Recruit yourself, and focus on people excited and obsessed with your unique mission no one else will work on.

  • Recruiting is a core competency for any company. Never outsource it.
  • Pitch opportunity to do irreplaceable work on a unique and important problem, with an equally unique and talented team, and why no one else is working on this mission.
  • Talented people don’t need to work for you; they have plenty of options. Ask yourself why would someone join your company as its 20th engineer when he could go work at Google for more money and more prestige.
  • Avoid undifferentiated pitches like valuable stock, smart people, or pressing problems because they don’t say anything about why a recruit should join your company instead of many others.
  • Above all, don’t fight the perk war.

Work organization

  • A startup is about speed, so you want only full-time and on-site employees
  • Each employee should be responsible, and evaluated, on just one thing. This will reduce conflicts, a common and hidden cause of company failures.
  • You need a small board of ideally 3, max 5 people unless publicly held.
  • Avoid consultants. You can’t learn any secrets from them, only conventional wisdom.

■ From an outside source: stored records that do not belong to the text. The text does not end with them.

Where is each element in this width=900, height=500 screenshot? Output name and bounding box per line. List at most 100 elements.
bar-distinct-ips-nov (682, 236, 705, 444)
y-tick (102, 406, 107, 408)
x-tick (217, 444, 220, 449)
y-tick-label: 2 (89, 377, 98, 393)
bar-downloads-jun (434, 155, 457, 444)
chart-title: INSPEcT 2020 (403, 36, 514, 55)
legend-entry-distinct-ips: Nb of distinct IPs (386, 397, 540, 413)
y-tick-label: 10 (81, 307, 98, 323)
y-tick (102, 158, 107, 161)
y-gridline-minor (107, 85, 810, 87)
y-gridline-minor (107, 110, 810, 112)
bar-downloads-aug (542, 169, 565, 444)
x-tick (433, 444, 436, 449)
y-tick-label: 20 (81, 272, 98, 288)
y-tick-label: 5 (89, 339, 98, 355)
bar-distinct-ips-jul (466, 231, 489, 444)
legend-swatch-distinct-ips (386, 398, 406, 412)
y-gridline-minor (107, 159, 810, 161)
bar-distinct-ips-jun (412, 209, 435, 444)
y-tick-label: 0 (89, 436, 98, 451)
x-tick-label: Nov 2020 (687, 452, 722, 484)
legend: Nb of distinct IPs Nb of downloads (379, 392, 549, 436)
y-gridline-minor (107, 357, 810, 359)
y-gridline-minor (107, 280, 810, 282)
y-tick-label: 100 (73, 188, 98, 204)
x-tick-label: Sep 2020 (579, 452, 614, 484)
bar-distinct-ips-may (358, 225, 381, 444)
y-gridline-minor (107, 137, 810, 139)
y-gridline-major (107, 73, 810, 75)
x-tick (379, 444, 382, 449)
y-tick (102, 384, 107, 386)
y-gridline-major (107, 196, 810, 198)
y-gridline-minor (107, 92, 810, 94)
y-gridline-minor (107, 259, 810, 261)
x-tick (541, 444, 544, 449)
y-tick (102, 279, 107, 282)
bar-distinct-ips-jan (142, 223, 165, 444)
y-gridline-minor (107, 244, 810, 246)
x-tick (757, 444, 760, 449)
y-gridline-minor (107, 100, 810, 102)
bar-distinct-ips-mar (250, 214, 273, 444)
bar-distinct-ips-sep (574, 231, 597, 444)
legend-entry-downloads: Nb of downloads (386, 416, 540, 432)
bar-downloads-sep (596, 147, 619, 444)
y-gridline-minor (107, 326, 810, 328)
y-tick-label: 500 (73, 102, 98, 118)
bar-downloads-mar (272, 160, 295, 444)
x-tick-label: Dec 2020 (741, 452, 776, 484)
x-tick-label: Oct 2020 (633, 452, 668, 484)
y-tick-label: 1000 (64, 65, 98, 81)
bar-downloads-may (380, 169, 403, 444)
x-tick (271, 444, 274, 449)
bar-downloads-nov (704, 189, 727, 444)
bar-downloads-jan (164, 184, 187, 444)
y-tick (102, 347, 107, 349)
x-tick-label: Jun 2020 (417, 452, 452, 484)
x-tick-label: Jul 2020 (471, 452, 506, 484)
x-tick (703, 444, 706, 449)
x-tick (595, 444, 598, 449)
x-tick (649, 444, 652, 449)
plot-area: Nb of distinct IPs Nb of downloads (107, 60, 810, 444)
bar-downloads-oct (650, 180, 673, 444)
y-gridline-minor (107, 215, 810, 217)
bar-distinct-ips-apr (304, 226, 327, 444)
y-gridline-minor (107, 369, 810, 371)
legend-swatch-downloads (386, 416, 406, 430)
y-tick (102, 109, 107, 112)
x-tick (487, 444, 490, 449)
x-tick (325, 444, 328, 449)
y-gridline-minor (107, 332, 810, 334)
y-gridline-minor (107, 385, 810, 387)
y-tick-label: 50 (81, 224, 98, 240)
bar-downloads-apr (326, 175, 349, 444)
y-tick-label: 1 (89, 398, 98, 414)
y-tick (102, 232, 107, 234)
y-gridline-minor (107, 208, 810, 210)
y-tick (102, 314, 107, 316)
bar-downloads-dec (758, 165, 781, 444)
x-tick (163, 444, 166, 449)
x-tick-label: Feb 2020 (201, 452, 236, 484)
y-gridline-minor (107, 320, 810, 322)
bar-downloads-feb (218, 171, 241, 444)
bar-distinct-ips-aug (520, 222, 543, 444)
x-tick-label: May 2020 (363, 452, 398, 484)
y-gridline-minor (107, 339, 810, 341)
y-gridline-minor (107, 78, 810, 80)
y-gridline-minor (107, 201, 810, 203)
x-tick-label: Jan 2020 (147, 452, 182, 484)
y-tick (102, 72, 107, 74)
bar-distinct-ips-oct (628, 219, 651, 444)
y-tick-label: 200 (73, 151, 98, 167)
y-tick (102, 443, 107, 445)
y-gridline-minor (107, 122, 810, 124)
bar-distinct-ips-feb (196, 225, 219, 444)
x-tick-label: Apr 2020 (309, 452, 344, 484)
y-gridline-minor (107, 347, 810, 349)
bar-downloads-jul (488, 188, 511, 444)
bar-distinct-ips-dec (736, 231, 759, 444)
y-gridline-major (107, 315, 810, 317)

How much you should pay your employees

  • CEO should be paid low, should be passionate about the mission, and make the bulk of his income from the company value. He sets an example for others.
  • Cash bonuses are a bit better because it’s contingent on a job well done, but all forms of cash compensation encourage short-term thinking.
  • Favor people who prefer equity to cash because it reveals a long-term preference and commitment.
  • Keep ownership details secret because perfect fairness is impossible.

Computers are tools to help humans, not replace them

  • Computers and humans are radically different. The cheapest computer can beat the best mathematicians at calculus, while the best super-computers can’t beat a 4-year-old at visual recognition.
  • You should ask yourself: how can computers help humans solve hard problems?
  • Strong AI replacing humans is a worry for the next century. it won’t happen anytime soon.
  • Indefinite fears about the far future shouldn’t stop us from making definite plans today.

Have a clear sales plan addressing a targetable niche audience

Sales and advertising are important

  • Distribution, which includes marketing and sales, can be a competitive advantage in itself, even with no product differentiation. You can’t do the reverse; a good product still needs a good distribution.
  • You must also sell your company to employees, investors, and the media.

Engineers misunderstand sales

  • Many engineers think selling is superficial, irrational, or easy, but not only does it work, even on engineers themselves, and it’s not easier to do than solving hard engineering problems.
  • Good salesmen don’t trigger negative reactions. Only the bad ones.
  • Good salesmen hide. Since their goal is to change your mind, they need to avoid triggering your defenses against influence.

Distributions depend on your prices

  • Customer Lifetime Value (CLV) and Customer Acquisition Cost (CAC) limit distribution.
  • Below $100 CLV, typically targeting individuals, you can do marketing and advertising.
  • Above $10,000 CLV, typically medium to big businesses, you can afford salesmen.
  • Between $100 and $10,000, there is no easy distribution channel, since your product cost too much to sell itself just after seeing an ad, and yet costs too little to pay for salesmen’s cost.

Aim for a targetable audience

  • In all cases, you need a communication channel where your target is in high enough concentration.
  • You need a target who congregates to a particular place, online or offline.
  • Paypal first targeted PalmPilot owners but had to pivot to eBay PowerSellers because PalmPilot’s owners weren’t concentrated in a particular place and had little in common.

Aim for a niche

  • It was much easier for Paypal to contact a few thousand of PowerSellers than millions of scattered PalmPilot’s owners.
  • Target a small group of particular people concentrated together and served by few or no competitors.
  • An entrepreneur can’t benefit from macro-scale insight unless his own plans begin at the micro-scale.
  • No sector will ever be so important that merely participating in it will be enough to build a great company.
  • Start by finding a niche and dominating a small market.